I started a novel called Stiff by Mary Roach. I bought the book at an airport one day when I was off to Florida! I thought it would be an interesting book to get into. There were a couple reasons of why i chose this one. First of all, the front cover looked intreguing, with the bottom of the feet showing and a sub title of The curious lives of human cadavers.... This leads to my second reason, i love this kind of stuff, dealing with bodies (dead or alive i suppose), and medical issues or stories. It is also a new york times bestseller... so it really must be good. The first page has already caught my attention with this line..."The way i see it, being dead is not terribly far off from being on a cruise ship. Most of your tme is spent lying on your back." This could be taken differently for different folks, but the way i see it is that it's comparing and saying that a ship is just a lifeless transportation. Now because no one knows what it is like when you're gone, until you actually die, this could mean many different ideas. I feel like heaven or hell, wherever you end up, could be like another life... and what i mean by that is, it could be crazy and moving and lots of camotion. The way that the author describes it as though is a dead person just lying there, on your back. Yes, that is what the human eye sees when they see a dead person/cadaver. but we will never know what is going on inside that person, or where the soul takes you. All in all, i wouldn't neccessarily compare a dead person to a ship who just lies on their back.

Blog Ten

My cousin's boyfriend just recently got in a car accident and died. He was 24 years young and it was devistating to hear about it.
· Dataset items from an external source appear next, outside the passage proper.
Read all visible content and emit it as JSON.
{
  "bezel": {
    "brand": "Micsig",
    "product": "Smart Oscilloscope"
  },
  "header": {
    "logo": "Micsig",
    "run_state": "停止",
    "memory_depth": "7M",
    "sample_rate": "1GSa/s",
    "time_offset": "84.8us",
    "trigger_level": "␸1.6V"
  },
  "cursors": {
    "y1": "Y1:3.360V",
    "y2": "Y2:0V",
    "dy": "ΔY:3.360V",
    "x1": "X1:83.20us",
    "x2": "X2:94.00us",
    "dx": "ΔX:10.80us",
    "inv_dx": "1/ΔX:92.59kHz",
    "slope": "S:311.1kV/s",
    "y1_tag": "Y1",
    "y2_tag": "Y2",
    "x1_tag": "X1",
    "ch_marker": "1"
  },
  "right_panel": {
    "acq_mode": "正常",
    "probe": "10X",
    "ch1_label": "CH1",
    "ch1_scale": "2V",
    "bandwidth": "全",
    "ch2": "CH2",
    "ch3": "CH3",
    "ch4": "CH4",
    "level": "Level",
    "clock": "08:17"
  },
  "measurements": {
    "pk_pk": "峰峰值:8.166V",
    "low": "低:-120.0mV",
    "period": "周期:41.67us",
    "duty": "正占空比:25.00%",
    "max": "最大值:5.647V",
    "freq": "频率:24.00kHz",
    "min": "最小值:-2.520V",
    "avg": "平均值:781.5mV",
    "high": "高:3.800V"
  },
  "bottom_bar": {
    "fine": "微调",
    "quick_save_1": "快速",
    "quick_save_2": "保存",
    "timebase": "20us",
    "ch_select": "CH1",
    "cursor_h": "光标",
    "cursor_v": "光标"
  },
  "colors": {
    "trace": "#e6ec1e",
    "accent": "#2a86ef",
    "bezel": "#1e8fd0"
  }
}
The conditions outside were horrible, and he simply made an arrond to target to get my cousin a pair of sweatpants because she was chilly. There are choices that have to be made and we make thousands a day. The first question and decision we have to make is, "should I get up and out of bed this morning?" "What should i eat for breakfast?" Car accidents are one of the most common tradgedies, and i feel horrible for everyone that has to go through the pain... there was a young girl, 15 years young, and she had her permit. She was driving with her dad in the passanger seat while he little brother was in the back seat. The roads were slippery i am sure, and teens are so young to be driving that she got in a car accident, died, and the other people were dead as well. So in all she killed about 5 people... just driving around. Anything can happen in the blink of an eye, and you have to be so cautious of what is going on around you at all times. THere shouldn't be one minute on the slippery, dangerous, scary roads right now that you can't be paying attention. You never know what is going to happen and what will happen tomorrow. Think before you act is a great saying and lesson!